Когда я думала потом о применении этого рассказа к малограмотному читателю из народа, для меня было очевидно, что он требует не одних только пропусков непонятных слов, не одних купюр, а полной талантливой переработки материала в простой, бесхитростный рассказ, в котором бы осталась всетаки симпатичная идея, вложенная автором, и трогательные живые образы, в которые воплощена она.

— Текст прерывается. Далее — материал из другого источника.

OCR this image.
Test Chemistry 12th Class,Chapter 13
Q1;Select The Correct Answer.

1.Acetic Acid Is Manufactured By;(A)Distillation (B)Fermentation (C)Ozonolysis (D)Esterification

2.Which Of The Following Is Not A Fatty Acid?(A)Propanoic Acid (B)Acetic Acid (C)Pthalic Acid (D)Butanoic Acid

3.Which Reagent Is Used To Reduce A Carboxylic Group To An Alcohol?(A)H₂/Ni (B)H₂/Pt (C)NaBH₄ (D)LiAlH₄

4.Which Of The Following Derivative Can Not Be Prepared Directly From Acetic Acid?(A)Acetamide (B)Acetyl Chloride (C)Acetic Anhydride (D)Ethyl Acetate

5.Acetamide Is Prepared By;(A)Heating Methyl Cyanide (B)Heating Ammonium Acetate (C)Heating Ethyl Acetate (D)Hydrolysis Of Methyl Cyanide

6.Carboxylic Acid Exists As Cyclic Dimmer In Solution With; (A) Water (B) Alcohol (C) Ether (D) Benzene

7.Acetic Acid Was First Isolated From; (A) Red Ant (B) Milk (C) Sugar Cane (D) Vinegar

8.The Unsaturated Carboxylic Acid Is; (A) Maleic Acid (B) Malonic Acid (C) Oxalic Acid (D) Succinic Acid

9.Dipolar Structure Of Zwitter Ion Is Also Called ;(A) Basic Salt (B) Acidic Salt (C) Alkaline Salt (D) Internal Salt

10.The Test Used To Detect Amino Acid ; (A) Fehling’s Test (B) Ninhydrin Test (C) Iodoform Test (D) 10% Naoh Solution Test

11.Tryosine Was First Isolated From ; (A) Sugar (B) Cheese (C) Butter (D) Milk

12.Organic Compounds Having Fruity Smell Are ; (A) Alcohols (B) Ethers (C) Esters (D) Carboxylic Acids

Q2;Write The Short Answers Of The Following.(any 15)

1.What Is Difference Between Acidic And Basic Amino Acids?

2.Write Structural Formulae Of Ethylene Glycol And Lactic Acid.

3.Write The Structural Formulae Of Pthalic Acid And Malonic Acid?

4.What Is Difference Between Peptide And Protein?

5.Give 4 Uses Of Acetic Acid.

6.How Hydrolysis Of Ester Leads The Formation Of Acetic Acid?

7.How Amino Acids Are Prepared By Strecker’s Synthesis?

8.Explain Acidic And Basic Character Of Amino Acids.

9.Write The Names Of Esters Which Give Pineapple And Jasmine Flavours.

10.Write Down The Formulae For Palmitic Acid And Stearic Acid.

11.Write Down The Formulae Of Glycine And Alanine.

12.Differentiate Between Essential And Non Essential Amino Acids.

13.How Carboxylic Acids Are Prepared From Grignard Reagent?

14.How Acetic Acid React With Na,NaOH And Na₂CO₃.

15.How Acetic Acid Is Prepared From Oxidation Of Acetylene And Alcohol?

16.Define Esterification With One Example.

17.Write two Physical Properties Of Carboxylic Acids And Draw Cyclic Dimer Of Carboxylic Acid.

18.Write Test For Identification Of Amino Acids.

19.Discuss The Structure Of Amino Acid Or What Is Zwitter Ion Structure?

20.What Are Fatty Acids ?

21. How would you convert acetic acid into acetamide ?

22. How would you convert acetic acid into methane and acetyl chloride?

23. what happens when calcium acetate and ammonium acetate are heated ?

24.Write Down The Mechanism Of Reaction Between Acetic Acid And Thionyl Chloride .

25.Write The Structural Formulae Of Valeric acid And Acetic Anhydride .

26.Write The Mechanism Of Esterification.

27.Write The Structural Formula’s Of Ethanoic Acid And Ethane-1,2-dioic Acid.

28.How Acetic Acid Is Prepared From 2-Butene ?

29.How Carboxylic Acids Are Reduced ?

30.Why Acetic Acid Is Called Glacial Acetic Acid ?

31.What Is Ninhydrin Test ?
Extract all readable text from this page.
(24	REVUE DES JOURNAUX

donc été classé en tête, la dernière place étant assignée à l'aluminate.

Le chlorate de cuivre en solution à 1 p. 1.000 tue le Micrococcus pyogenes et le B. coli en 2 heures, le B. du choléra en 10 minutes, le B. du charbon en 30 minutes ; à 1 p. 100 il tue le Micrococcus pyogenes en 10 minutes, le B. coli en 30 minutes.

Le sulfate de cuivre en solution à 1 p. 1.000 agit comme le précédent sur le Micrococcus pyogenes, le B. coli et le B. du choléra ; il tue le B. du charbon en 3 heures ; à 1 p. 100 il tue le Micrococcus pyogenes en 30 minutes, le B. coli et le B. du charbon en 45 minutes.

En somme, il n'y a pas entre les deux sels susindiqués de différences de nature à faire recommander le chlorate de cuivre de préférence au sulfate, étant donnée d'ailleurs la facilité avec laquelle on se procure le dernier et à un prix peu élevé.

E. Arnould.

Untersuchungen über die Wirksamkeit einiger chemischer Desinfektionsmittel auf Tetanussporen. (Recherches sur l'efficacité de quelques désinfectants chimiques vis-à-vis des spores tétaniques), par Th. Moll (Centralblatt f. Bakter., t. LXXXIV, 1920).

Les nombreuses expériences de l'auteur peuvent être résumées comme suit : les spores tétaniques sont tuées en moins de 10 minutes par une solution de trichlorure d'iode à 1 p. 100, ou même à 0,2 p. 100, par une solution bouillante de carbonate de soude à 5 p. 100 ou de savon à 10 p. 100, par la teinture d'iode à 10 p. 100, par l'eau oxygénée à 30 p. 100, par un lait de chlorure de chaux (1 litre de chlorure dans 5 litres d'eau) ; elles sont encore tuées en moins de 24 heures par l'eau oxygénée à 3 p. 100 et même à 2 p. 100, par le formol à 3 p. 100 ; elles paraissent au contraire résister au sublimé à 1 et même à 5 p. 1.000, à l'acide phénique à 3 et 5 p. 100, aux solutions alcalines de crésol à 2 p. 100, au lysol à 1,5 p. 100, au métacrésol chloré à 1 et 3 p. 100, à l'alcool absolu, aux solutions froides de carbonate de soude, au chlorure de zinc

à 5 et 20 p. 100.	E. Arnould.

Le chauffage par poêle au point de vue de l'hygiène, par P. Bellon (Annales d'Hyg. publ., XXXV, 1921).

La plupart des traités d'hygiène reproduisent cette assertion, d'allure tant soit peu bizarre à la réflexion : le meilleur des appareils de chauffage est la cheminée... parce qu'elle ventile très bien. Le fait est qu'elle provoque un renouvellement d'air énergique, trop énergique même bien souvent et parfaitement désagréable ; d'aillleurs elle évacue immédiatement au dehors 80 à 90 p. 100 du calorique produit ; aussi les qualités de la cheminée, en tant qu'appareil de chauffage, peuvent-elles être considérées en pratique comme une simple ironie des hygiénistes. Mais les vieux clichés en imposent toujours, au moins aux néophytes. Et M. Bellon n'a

Но ничто так не интересовало меня, как перечитка в городе „Норы“, той самой „Норы“, которая осуждена была моими деревенскими слушателями и нарушила задуманную мною программу. И вот, возвратившись в город, я решила прочитать то же драматическое произведение со взрослыми развитыми ученицами воскресной школы. „Как ни умны мои крестьяне от природы“, думала я, „но всетаки городская молодежь, побывавшая в школе, имеющая постоянное соприкосновение с интеллигентными людьми, читающая разнообразные книги, посещающая театры, должна тоньше понять типы культурных людей и разобраться в их сложных отношениях“. С этою целью я собрала к себе группу взрослых девушек, учениц воскресной школы, которая в шутку зовется у нас „университетом“. В школе нашей каждая учительница обыкновенно знает близко только учениц своей группы; а так как я постоянно занималась с начинающими, то степень развития нашего „университета“ не была в достаточной степени знакома мне и, приступая к чтению, я рассчитывала ознакомиться с миросозерцанием моих слушательниц посредством наводящих вопросов, как это бывало прежде; но не прошло и нескольких минут, как я почувствовала, что имею дело с развитыми и интеллигентными людьми. Только что я прочла заглавие „Нора“, как одна из девушек, глядя на меня своими умными глазами, сказала оживленно: „Это драма Ибсена; нам очень хвалили ее, и мы с Варей взяли себе на завтра билеты на галерке“.